An unusual lot went under the hammer at an online auction on June 3 in Ukraine — an abandoned former state prison in Lviv.

The 39,800-square-meter prison, located on 32 acres of land, was sold for $13.6 million. The sale inaugurated the country’s ‘Big Sale of Prisons’ program announced by Justice Minister Denis Malyuska last August.

The original price of the prison, which shut down in 2018 because of extremely poor conditions, was $4.8 million, but due to competition between seven bidders, the price skyrocketed.

“The price increased during the auction almost threefold,” wrote Malyuska on Facebook. “It sold like a hot cake.”

The winner — Lviv-based architectural company Development Engineering Service.
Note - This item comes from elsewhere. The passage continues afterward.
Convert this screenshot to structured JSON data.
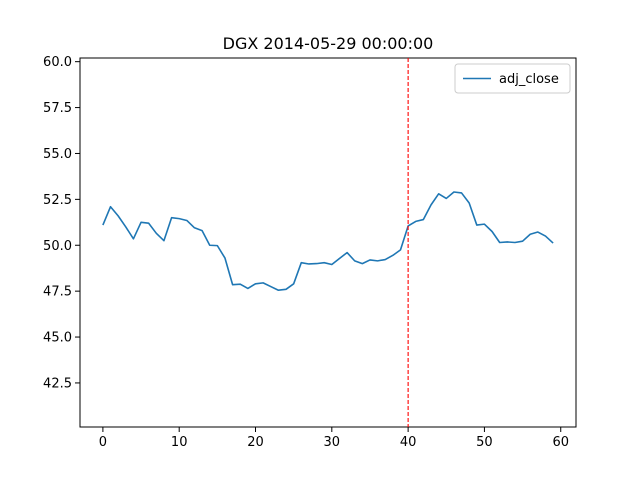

According to YouControl, an organization that monitors business data and corruption, the company was founded in 2015 and is owned by the local businessman Taras Zubyk, who also has few other construction companies and heads the Lviv Project Institute.

Two previous auctions this spring for the sale of another empty prison just three kilometers north of Kyiv were unsuccessful — the starting price of $4 million turned off potential buyers.

Overall, the Ministry plans to sell around one third of over 100 prisons across the state, four of them in 2021.

Chief Architect of Lviv Anton Kolomeytsev plans that a quarter of the area of the former prison in Lviv will be used for housing and the rest for public space.

“There will be offices, a large sports complex, public gardens, a school with 18 classrooms and a kindergarten large enough for 150 children,” said Kolomeytsev to Tvoemisto.tv on May 21.

The revenue from the sale of prisons, including the one in Lviv, will be divided into two parts — 30%  will go to the state budget, and the rest will be spent on repairs in functioning prisons.

According to Malyuska, the ‘Big Prison Sale’ will be a source of funding for the ‘Big Prison Construction’ in Ukraine.

“Instead of abandoned and ruined trash we will get new prisons that meet European standards that aren’t a disgrace to the state,” the minister said.